Specifically, imagine that we pick one canonical developing country. It's got to be a typical developing country in most respects. And, it should not be a conflict zone, it should have the basics of law and order and physical safety so that operations can be mounted in it. Christopher Adam of Oxford suggests that Tanzania is a good choice.
Imagine that, the system of interest (a developing country) keeps running, but it gets instrumented up to world class. In essence, we try to place first world instrumentation into a third world country. (To the extent that this data improves decision making in the country, we would suffer from `Heisenberg' effects).
This will call for financial resources and, more importantly, organisational capability. The physicists know how to organise themselves to build the Large Hadron Collider. Most of the time, economists do not organise themselves as laboratories or teams doing complex projects. This will be a bridge that we will have to cross.
As with the Large Hadron Collider, this is not a short-term project. It is a project that needs to run for 25 years, in order to generate a strong dataset.
At first, the project will generate useful facts for calibration, drawing on household survey and firm databases. Gradually, as the span of the time-series builds up, the full picture will start becoming clear.
If this works, it can ignite a literature where researchers from all across the world do replicable work off a common dataset. Perhaps Tanzania could then play a role, for the macroeconomics of developing countries, that is comparable with the role played by the United States in mainstream macroeconomics.
Ajay,
ReplyDeleteThis is important and actually doable. I hope some people get going on such ambitious projects.
There are two areas where I disagree with your claims.
* While it is true that the US data has contributed a great deal of what is known in macroeconomics, cross-sectional and panel data work with all OECD countries has also mattered.

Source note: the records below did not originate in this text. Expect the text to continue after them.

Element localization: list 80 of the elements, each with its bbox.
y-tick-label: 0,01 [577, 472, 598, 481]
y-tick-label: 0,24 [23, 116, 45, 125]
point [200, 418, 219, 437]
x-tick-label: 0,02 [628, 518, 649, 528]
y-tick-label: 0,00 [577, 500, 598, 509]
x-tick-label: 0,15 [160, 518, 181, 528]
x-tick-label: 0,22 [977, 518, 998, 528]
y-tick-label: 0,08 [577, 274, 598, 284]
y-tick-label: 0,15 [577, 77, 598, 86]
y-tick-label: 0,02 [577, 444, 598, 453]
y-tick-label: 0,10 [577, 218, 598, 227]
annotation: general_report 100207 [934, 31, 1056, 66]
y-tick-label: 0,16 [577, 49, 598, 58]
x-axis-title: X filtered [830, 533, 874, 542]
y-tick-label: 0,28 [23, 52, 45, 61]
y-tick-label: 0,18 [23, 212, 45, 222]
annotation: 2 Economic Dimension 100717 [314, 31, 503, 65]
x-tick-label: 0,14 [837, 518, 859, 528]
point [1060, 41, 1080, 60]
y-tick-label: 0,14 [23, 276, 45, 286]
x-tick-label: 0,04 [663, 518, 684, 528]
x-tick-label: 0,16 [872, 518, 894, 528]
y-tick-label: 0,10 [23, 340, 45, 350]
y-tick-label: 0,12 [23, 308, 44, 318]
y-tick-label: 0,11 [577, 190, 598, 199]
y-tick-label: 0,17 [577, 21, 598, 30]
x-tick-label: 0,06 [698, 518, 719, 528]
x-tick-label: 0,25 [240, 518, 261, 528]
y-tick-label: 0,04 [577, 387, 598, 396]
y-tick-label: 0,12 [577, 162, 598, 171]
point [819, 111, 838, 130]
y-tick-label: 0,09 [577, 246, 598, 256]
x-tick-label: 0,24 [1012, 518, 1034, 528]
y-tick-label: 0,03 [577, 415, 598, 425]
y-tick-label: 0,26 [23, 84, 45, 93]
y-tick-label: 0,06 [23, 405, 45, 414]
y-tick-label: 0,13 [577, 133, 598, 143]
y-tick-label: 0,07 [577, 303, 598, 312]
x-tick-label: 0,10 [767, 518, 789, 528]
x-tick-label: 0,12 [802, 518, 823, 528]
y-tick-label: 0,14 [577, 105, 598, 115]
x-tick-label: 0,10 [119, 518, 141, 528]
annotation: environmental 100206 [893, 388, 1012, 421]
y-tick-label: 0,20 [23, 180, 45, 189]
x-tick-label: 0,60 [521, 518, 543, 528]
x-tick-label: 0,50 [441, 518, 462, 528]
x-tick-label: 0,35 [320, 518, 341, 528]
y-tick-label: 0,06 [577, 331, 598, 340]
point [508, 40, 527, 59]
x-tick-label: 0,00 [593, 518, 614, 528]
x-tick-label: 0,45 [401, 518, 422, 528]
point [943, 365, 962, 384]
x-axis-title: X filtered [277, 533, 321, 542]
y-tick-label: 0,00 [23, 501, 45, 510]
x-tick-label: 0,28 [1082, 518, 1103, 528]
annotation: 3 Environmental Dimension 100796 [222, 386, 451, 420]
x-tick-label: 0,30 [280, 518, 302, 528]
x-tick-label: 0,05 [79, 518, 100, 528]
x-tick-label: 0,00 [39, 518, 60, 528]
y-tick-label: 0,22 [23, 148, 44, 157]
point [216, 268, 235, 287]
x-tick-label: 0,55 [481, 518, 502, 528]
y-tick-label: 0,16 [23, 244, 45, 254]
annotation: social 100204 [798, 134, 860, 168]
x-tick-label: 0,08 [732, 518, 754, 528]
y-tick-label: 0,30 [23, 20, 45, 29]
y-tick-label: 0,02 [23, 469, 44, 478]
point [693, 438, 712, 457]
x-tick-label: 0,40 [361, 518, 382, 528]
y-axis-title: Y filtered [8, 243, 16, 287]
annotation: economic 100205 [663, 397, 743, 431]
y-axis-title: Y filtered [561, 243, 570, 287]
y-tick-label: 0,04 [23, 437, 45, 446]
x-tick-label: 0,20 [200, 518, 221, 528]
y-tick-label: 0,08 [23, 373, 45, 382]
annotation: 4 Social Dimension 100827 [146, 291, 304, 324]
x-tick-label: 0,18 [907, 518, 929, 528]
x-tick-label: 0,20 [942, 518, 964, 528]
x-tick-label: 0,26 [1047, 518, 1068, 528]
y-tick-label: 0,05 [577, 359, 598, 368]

If good data is build for Tanzania alone, this enables research on single country papers but not panel data research.
* Can there be such a thing as a canonical developing country? Developed countries are all alike, every undeveloped country is undeveloped in its own way. China is messed up with a bad political system, South Africa is messed up with a racial problem, countries with first cousin marriage are messed up with tribal loyalties, etc.
Think of an O ring theory of development. To be a developed country, you can't have a single big mistake. Politics, economics, society: all pieces have to fall in place. When even one important piece goes wrong, you fail to become a developed country. And each of the undeveloped countries has a different piece that went wrong. So they are all different, and there isn't a canonical one.
Mr. Shah,
ReplyDeleteI agree with much of what you have said. But isn't there a fundamental problem in parachuting 'first world instrumentation' into a third world country-- the third world country doesn't have the organisation or human infrastructure or supporting tech to be instrumentalised. Does the Tanzanian govt have the organisation, reach, or capacity to fully take advantage of a freely-given 'gift'?
Or perhaps I need more clarification on what exactly you mean by 'instrumentation'.
Best,
Ushma
Ushma,
ReplyDeleteImagine a completely new organisational structure which comes into Tanzania and becomes the statistical system. It could be a small organisation, which contracts out a large fraction of the work to private information companies. Firms like Reuters, CMIE, etc., could do the bulk of the actual work at the ground level.
The insertion of such an organisational effort into Tanzania, without modifying the present government structures, would (in my book) constitute instrumentation of Tanzania without modifying the system that is sought to be observed.